Generating datapoints for visualization by assuming the encoder is
            an additive model and thus doesn't require sampling on a manifold.
            If the encoder has interactions, please supply C_vis so that we
            can visualize these effects on the correct data manifold.
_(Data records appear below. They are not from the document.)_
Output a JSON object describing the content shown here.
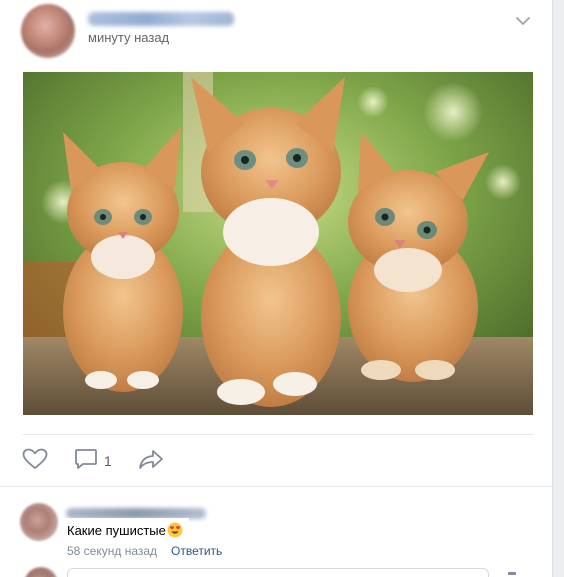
{
  "post": {
    "time": "минуту назад",
    "image_alt": "Три рыжих котёнка"
  },
  "actions": {
    "comments_count": "1"
  },
  "comment": {
    "text": "Какие пушистые",
    "emoji": "smiling-face-with-heart-eyes",
    "time": "58 секунд назад",
    "reply_label": "Ответить"
  },
  "colors": {
    "link": "#2a5885",
    "icon": "#828a99",
    "meta": "#818c99"
  }
}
_images/35ae3aa1731a6dfe690060b3eea48fd2229eb5d1639f31d708bd8d64a3a667e3.png

_images/6f27aae71229ccdfaf9edcc3b9a4baf6e7b04f78df0a1ce74a47eafa00d13805.png

_images/0a231c75233968bccb82baaee7b4e0d9ed266faa10f7d904296b3f1146aa06bb.png

_images/842eea125c4e0853f2f41885530098af11e1f0ba9a471e6c80828b9b4e2d2ab3.png

_images/1b31e9137fa874c37749d1593d1c23b51ec00428e6051a2cfe7b33cf8025a09e.png

_images/63b769f7e262a9c0acf8ef73f01d83132e9b86a30c512baeb02b33cf3d1f19fc.png

_images/3a98f56af54b3670be4b0be6d450b87caf73ebfe5e52178c0513209cb0992b81.png

%%capture
# We can quantify the uncertainty visualized in the bootstrap confidence intervals
# by measuring p-values of the consistency of the estimated sign of each effect.
# This is a combinatorial: context x predictor
heterogeneous_predictor_pvals = calc_heterogeneous_predictor_effects_pvals(model, C_test)
predictor_pvals = pd.DataFrame(np.array([
   [C_test.columns[i // len(X.columns)], X_test.columns[i % len(X.columns)], pval] for i, pval in enumerate(heterogeneous_predictor_pvals.flatten())
]), columns=["Context", "Predictor", "p-value"])

predictor_pvals

	Context	Predictor	p-value
0	age	bp	0.5238095238095238
1	age	s1	0.42857142857142855
2	age	s2	0.38095238095238093
3	age	s3	0.3333333333333333
4	age	s4	0.5714285714285714
5	age	s5	0.42857142857142855
6	age	s6	0.3333333333333333
7	sex	bp	0.19047619047619047
8	sex	s1	0.14285714285714285
9	sex	s2	0.2857142857142857
10	sex	s3	0.19047619047619047
11	sex	s4	0.38095238095238093
12	sex	s5	0.19047619047619047
13	sex	s6	0.38095238095238093
14	bmi	bp	0.047619047619047616
15	bmi	s1	0.09523809523809523
16	bmi	s2	0.38095238095238093
17	bmi	s3	0.2857142857142857
18	bmi	s4	0.42857142857142855
19	bmi	s5	0.42857142857142855
20	bmi	s6	0.23809523809523808

Conclusion#

Notice that only bmi appears to contribute to heterogeneity in diabetes progression through bp and s1 (we can increase bootstraps to confirm whether these are significant. 20 bootstraps is the minimum threshold for a P-value <0.05 without correcting for multiple testing).

Key takeaways:

BMI modulates the effect of blood pressure and the s1 on diabetes progression. BMI should be controlled for in studies on diabetes, and stratifying groups by BMI may be useful for identifying personalized treatments.
Other predictors show context invariance, or are direct effects of context. These predictors can be used to predict diabetes progression in a general population.
Contextualization enables us to split these effects without performing many pairwise tests between predictor and context features. All of this was achieved from a single training run, and can be validated by model accuracy.